I've been reading posts on this for days now, mostly really old and slightly different. I'm looking for any ideas of things to try to pinpoint the error. Thanks.

edit: I found some event logs in Microsoft/ServiceBus/Client

HybridConnectionManager Trace: Microsoft.Azure.Relay.RelayException: Unable to read data from the transport connection: An existing connection was forcibly closed by the remote host. ---> System.Net.WebSockets.WebSocketException: An internal WebSocket error occurred. Please see the innerException, if present, for more details. ---> System.IO.IOException: Unable to read data from the transport connection: An existing connection was forcibly closed by the remote host. ---> System.Net.Sockets.SocketException: An existing connection was forcibly closed by the remote host at System.Net.Sockets.Socket.EndReceive(IAsyncResult asyncResult) at System.Net.Sockets.NetworkStream.EndRead(IAsyncResult asyncResult) --- End of inner exception stack trace ---


Solution

  • Well, this took three months to resolve and it involved our network support team, AWS support, and Azure support.

    I've come back three times to edit this answer. The solution returned on a different server so we tried the fixes that worked on one and they didn't work!

    In Azure Relay/Hyrbid connections, under the connection in question we saw there were TWO listeners, when there should only be one. Each Hybrid Connection Manager you install and connect shows up there as a listener.

    So where was the second listener? Nowhere. It seemed to be a hanging orphan link from a previously deleted connection.

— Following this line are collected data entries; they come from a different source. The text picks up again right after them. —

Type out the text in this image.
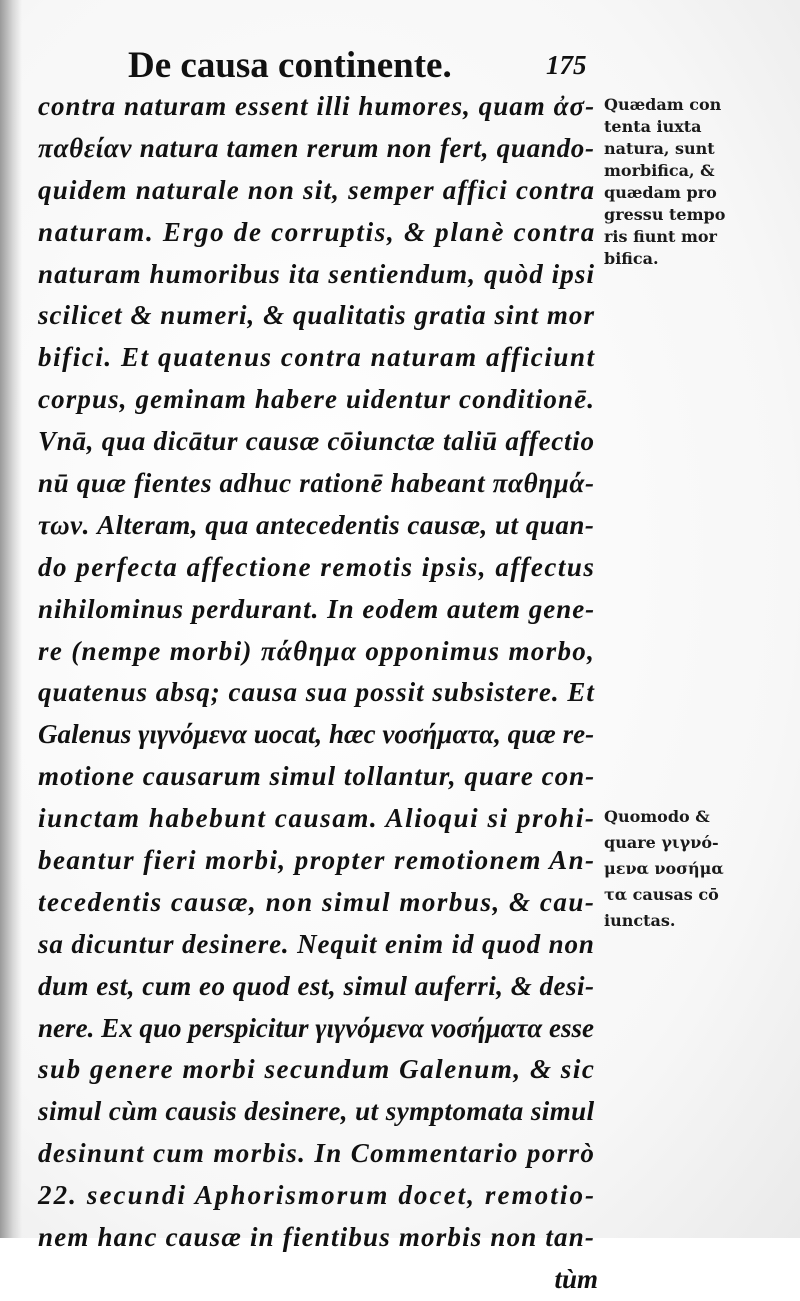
De causa continente.	175
contra naturam essent illi humores, quam ἀσ-
παθείαν natura tamen rerum non fert, quando-
quidem naturale non sit, semper affici contra
naturam. Ergo de corruptis, & planè contra
naturam humoribus ita sentiendum, quòd ipsi
scilicet & numeri, & qualitatis gratia sint mor
bifici. Et quatenus contra naturam afficiunt
corpus, geminam habere uidentur conditionē.
Vnā, qua dicātur causæ cōiunctæ taliū affectio
nū quæ fientes adhuc rationē habeant παθημά-
των. Alteram, qua antecedentis causæ, ut quan-
do perfecta affectione remotis ipsis, affectus
nihilominus perdurant. In eodem autem gene-
re (nempe morbi) πάθημα opponimus morbo,
quatenus absq; causa sua possit subsistere. Et
Galenus γιγνόμενα uocat, hæc νοσήματα, quæ re-
motione causarum simul tollantur, quare con-
iunctam habebunt causam. Alioqui si prohi-
beantur fieri morbi, propter remotionem An-
tecedentis causæ, non simul morbus, & cau-
sa dicuntur desinere. Nequit enim id quod non
dum est, cum eo quod est, simul auferri, & desi-
nere. Ex quo perspicitur γιγνόμενα νοσήματα esse
sub genere morbi secundum Galenum, & sic
simul cùm causis desinere, ut symptomata simul
desinunt cum morbis. In Commentario porrò
22. secundi Aphorismorum docet, remotio-
nem hanc causæ in fientibus morbis non tan-
tùm
Quædam con
tenta iuxta
natura, sunt
morbifica, &
quædam pro
gressu tempo
ris fiunt mor
bifica.
Quomodo &
quare γιγνό-
μενα νοσήμα
τα causas cō
iunctas.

    The only way to delete the phantom listener was to

    • uninstall HCM on the database server
    • remove the connection from all azure apps using it
    • delete the hybrid connection completely in azure
    • recreate the connection in azure afresh
    • reconnect the apps
    • reinstall HCM on the database server
    • connect HCM to the new hybrid connection

    After this we showed one listener under the connection in Azure, and things worked immediately.

    When you have two listeners the data is load balanced between them, so in my case half the time the data was being routed to a non-existent listener and failing. This is why no logs appeared on the database server - it wasn't getting there at all!